Frequent references are also made to “private lawyers”. We are not aware of any other “public” lawyers involved in this case. If the distinction is between ourselves and so-called trade union lawyers, then once again our approach as a professional law firm is open and transparent. The same cannot be said for others.
People in glass houses really should understand the very real danger of throwing stones.
Despite all of this we know that good people work in UNISON. We know because we have worked with them in the past. Before my incarnation as a solicitor I was a full-time official with Unison in London and previously worked for seven years for their trade union lawyers.
We know full well what is going on behind the scenes. We also believe that those at the top of Unison did not set out to create the difficulties they are now in, and that nationally at least they appear to be willing to reappraise the situation.
What is being said behind closed doors cannot yet be published in the local papers because of local and national union politics.
Most disappointingly, our clients advise us that even local politicians, MSPs and councillors don’t appear to have the courage to speak out and grasp the truth. Our claimants have lobbied councillors and politicians to no avail.
The people of South Lanarkshire, who will continue to foot the ever-rising legal bills of the council, need to be made aware of the true facts so that they can also raise questions locally and nationally with elected politicians.
It appears to us that good people are content to do nothing; for our claimants this is hugely disappointing.

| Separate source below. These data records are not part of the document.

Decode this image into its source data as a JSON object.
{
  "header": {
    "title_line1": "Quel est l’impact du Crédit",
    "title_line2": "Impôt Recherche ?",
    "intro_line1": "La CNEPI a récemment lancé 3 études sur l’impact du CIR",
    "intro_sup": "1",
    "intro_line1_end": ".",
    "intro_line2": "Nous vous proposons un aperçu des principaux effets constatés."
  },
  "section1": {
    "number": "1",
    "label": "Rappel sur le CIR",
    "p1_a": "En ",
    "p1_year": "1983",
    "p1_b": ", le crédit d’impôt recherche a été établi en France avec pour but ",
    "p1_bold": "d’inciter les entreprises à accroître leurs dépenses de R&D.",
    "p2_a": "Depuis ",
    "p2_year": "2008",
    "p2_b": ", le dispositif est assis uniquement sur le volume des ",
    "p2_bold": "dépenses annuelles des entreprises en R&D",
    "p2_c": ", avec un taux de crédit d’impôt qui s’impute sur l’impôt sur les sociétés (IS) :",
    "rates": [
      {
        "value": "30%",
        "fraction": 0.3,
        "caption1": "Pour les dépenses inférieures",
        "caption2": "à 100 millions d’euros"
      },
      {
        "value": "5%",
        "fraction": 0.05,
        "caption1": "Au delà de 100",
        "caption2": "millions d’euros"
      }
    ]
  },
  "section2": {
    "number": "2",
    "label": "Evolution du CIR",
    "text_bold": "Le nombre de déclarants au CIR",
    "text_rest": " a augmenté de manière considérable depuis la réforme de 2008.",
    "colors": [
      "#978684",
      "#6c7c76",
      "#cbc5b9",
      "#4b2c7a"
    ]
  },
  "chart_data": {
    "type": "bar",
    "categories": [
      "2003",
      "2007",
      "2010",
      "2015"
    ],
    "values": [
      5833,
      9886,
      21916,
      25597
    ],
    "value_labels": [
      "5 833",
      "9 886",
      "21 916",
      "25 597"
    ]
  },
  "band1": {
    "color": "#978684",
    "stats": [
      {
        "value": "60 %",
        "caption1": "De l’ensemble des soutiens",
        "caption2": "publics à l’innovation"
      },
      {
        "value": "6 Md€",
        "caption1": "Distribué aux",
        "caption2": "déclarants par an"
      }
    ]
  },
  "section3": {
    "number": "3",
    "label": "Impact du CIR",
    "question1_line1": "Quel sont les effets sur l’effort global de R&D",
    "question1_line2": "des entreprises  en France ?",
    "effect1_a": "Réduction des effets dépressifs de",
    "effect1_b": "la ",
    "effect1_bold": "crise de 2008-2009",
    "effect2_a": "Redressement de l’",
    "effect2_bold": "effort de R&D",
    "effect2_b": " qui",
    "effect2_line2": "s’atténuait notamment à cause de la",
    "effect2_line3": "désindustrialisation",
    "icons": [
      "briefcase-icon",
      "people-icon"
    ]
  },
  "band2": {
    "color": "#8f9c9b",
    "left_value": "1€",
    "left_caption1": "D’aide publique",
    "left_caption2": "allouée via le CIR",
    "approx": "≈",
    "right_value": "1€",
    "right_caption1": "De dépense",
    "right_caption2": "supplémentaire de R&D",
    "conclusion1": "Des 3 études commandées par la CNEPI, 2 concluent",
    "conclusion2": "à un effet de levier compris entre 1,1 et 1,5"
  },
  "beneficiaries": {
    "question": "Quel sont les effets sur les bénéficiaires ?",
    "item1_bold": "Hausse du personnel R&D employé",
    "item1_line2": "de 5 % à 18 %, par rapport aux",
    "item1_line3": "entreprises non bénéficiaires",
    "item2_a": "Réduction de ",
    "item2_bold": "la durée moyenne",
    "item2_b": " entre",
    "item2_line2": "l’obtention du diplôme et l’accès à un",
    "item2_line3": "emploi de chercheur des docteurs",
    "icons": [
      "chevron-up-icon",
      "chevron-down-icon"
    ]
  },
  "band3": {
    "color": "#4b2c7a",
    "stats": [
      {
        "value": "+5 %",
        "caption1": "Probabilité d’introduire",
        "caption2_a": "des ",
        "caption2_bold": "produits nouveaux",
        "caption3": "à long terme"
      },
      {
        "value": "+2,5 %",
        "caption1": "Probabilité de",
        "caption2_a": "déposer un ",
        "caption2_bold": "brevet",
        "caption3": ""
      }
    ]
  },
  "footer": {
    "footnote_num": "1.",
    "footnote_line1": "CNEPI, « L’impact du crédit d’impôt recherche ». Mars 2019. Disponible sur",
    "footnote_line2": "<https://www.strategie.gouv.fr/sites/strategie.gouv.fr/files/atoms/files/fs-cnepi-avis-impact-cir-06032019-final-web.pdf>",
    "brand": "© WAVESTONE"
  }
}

We fully expect that the council will appeal the recent decision of the Employment Tribunal.
This will only result in more cases and greater costs because we say that this is a problem the council cannot solve with a strategy of appeal after appeal. The hole they are in is already enormous and they should just stop digging.
During the tribunal one of our claimants was giving evidence about her job in a school kitchen when she explained that her job had become much harder since the council reverted to healthy eating – moving away from serving up turkey twizzlers.

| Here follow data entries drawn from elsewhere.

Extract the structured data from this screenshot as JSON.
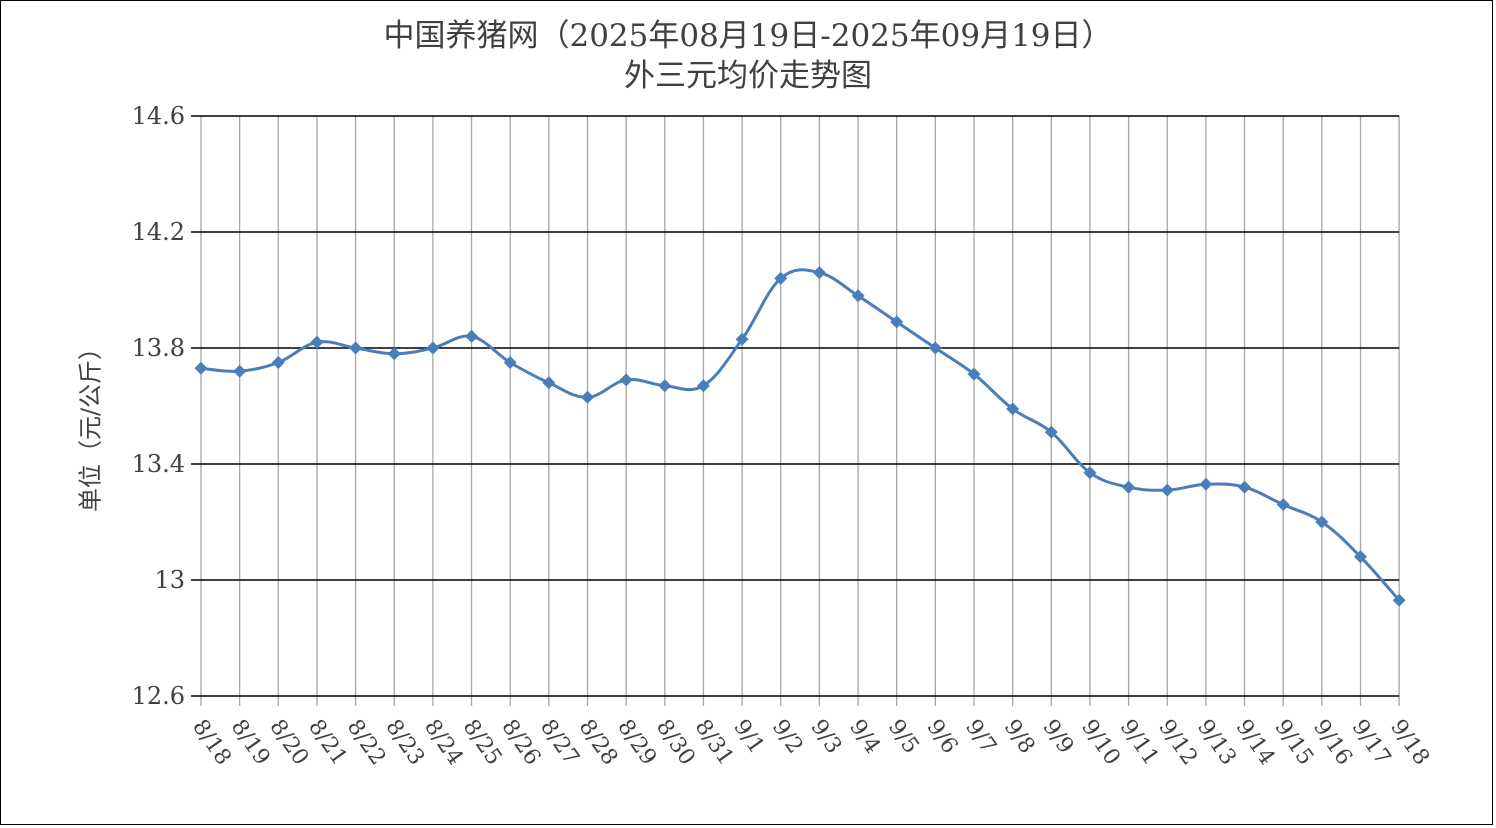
{
  "chart_data": {
    "type": "line",
    "title_line1": "中国养猪网（2025年08月19日-2025年09月19日）",
    "title_line2": "外三元均价走势图",
    "xlabel": "",
    "ylabel": "单位（元/公斤）",
    "ylim": [
      12.6,
      14.6
    ],
    "yticks": [
      "14.6",
      "14.2",
      "13.8",
      "13.4",
      "13",
      "12.6"
    ],
    "ytick_values": [
      14.6,
      14.2,
      13.8,
      13.4,
      13.0,
      12.6
    ],
    "grid": "both",
    "categories": [
      "8/18",
      "8/19",
      "8/20",
      "8/21",
      "8/22",
      "8/23",
      "8/24",
      "8/25",
      "8/26",
      "8/27",
      "8/28",
      "8/29",
      "8/30",
      "8/31",
      "9/1",
      "9/2",
      "9/3",
      "9/4",
      "9/5",
      "9/6",
      "9/7",
      "9/8",
      "9/9",
      "9/10",
      "9/11",
      "9/12",
      "9/13",
      "9/14",
      "9/15",
      "9/16",
      "9/17",
      "9/18"
    ],
    "values": [
      13.73,
      13.72,
      13.75,
      13.82,
      13.8,
      13.78,
      13.8,
      13.84,
      13.75,
      13.68,
      13.63,
      13.69,
      13.67,
      13.67,
      13.83,
      14.04,
      14.06,
      13.98,
      13.89,
      13.8,
      13.71,
      13.59,
      13.51,
      13.37,
      13.32,
      13.31,
      13.33,
      13.32,
      13.26,
      13.2,
      13.08,
      12.93
    ],
    "line_color": "#4a7ebb",
    "grid_color_h": "#000000",
    "grid_color_v": "#a6a6a6"
  }
}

The solicitor acting for the council cross-examined her, challenging her evidence saying that the council had never served turkey twizzlers. Quick as a flash, she replied, “Oh yes they did!” – and the tribunal believed our claimant.

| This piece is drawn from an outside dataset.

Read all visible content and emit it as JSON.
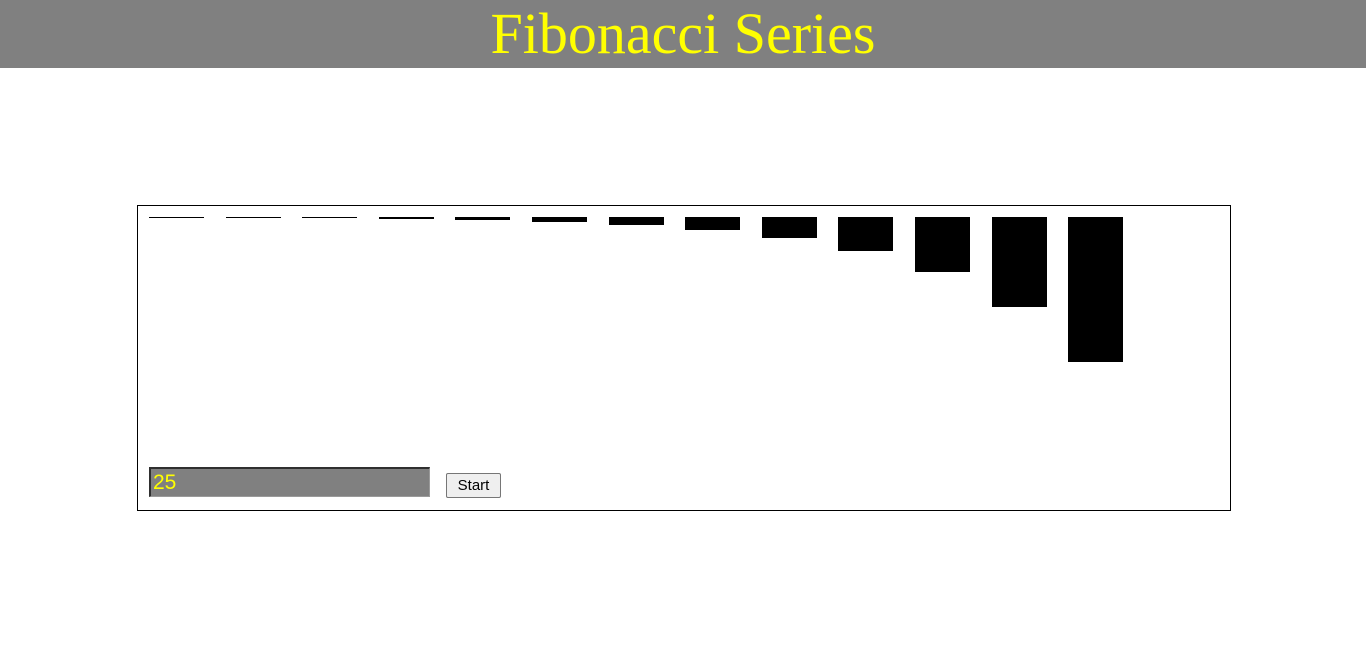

Moreover, the senior personnel worker from the council described their job evaluation scheme as “hieroglyphics”.
Arguments about turkey twizzlers and hieroglyphics have, we are told, now cost the council at least £500,000 in external legal fees.
Does anyone reading this article think any of this makes sense?
The council might hope that they can emerge victorious from this fight but we say that the councillors and politicians should be listening to their low-paid employees who know the reality of the situation.
The job evaluation scheme, known as the 555 Scheme in South Lanarkshire Council, has been ruled not to comply with the provisions of the Equal Pay Act 1970 or the Equality Act 2010. The council should now face this fact.
Our battle is focused against the council and we will fight on until the workers of South Lanarkshire can rely upon a lawful job evaluation scheme which is valid and transparent and delivers equal pay for both male and female workers in South Lanarkshire.
We have called upon the council and the unions to get around the table with us now to reach a settlement in the interests of the claimants, the council and the council tax-payers of South Lanarkshire.
Will they now see sense or will they appeal, spending more money on unnecessary legal costs arguing about turkey twizzlers?